# Angel veil Ram compatibility?



## Jesseter (Jul 28, 2013)

Hey everyone. I had bought a couple of angel veil rams at a lfs. At the time I thought it was a male and female. Here it is a month later and both have grown. Guess what both are males. They are in my 75 gallon tank, with no signs of aggression except at feeding time. My question is can I add a couple of regular german blue ram females or are they incompatible? As I have asked the original lfs and all they have is a male left they said they can get more in but no guarantees with a female. If not does anyone know of any breeders out there? Any opinions or advice is much appreciated! Thanks!


----------



## thelub (Jan 4, 2013)

Seems like there are new versions of rams coming out a lot these days. Or maybe they're just named funny. Do you have pictures of yours? I've never heard/seen those before. 

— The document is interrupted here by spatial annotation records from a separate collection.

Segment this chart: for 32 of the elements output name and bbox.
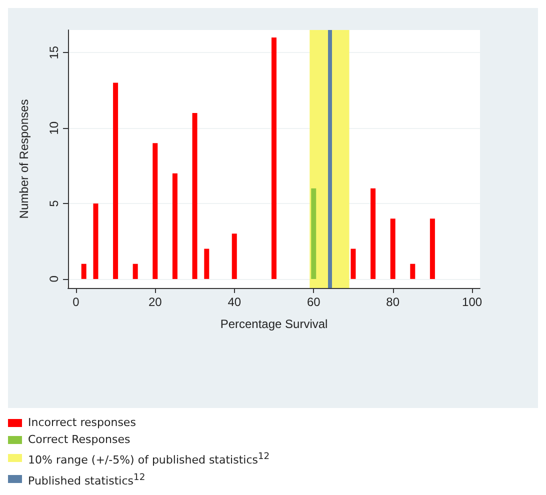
x-tick-label: 60 [306,295,321,309]
y-tick-label: 0 [47,275,61,282]
bar [152,143,158,279]
bar [93,204,98,279]
x-tick-label: 40 [228,295,242,309]
bar [311,188,316,279]
bar [272,38,276,279]
bar [81,264,86,279]
bar [350,248,356,279]
legend-label: 10% range (+/-5%) of published statistics$^{12}$ [28,450,270,469]
x-tick-label: 20 [148,295,162,309]
y-axis-title: Number of Responses [17,99,31,219]
bar [204,248,210,279]
x-tick-label: 80 [386,295,400,309]
bar [410,264,416,279]
legend-label: Correct Responses [28,432,130,448]
bar [192,112,198,279]
y-tick-label: 10 [47,121,61,135]
bar [172,173,178,279]
bar [132,264,138,279]
x-tick-label: 0 [72,295,80,309]
bar [390,218,396,279]
bar [370,188,376,279]
bar [232,234,237,279]
x-axis-title: Percentage Survival [220,317,328,331]
bar [113,82,118,279]
legend-label: Incorrect responses [28,415,136,431]
x-tick-label: 100 [462,295,482,309]
y-tick-label: 5 [47,200,61,207]
bar [430,218,435,279]
y-tick-label: 15 [47,46,61,60]
legend-label: Published statistics$^{12}$ [28,470,146,490]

As far as compatibility I can't say. Maybe somebody more proficient in rams can help roud:


----------



## GBRguy (Oct 1, 2013)

Lub they call it that because the body is shaped somewhat like an angelfish with longer fins. I saw them at a petco around here. I guess you would treat them like a regular GBR.


----------



## Jesseter (Jul 28, 2013)

There is a picture of one here on the forum under photography. I believe it was posted 9-26-2013. Thanks for the replies. I am thinking they have been selectively bred for those traits, but would be able to reproduce with normal GBR's. Anyone with experience or advice is much appreciated!!


----------



## edstewart5 (Sep 24, 2013)

They're mutated GBRs, just basically line bred until certain aspects are reached. They're extremely sensitive, and the two my buddy bought never came out of hiding until one day one swam all the way to the top, flipped over, and sank to the bottom. I believe from what we read about them at the time, they have a mutated stomach that makes them prone to swim bladder issues and they have trouble competing for food. 

We had no clue they were angel rams, but they didn't last long.


----------



## wicca27 (May 3, 2009)

what you have are balloon rams. i believe its a mutation where some of the vertebra are missing so the get the balloon shape. the can be breed with normal blue rams. im not sure if there are any problems that will come from the breeding or not but i dont know how many balloon type will come from a spawn


----------



## thelub (Jan 4, 2013)

Oh. Those balloon rams look just wrong IMO


----------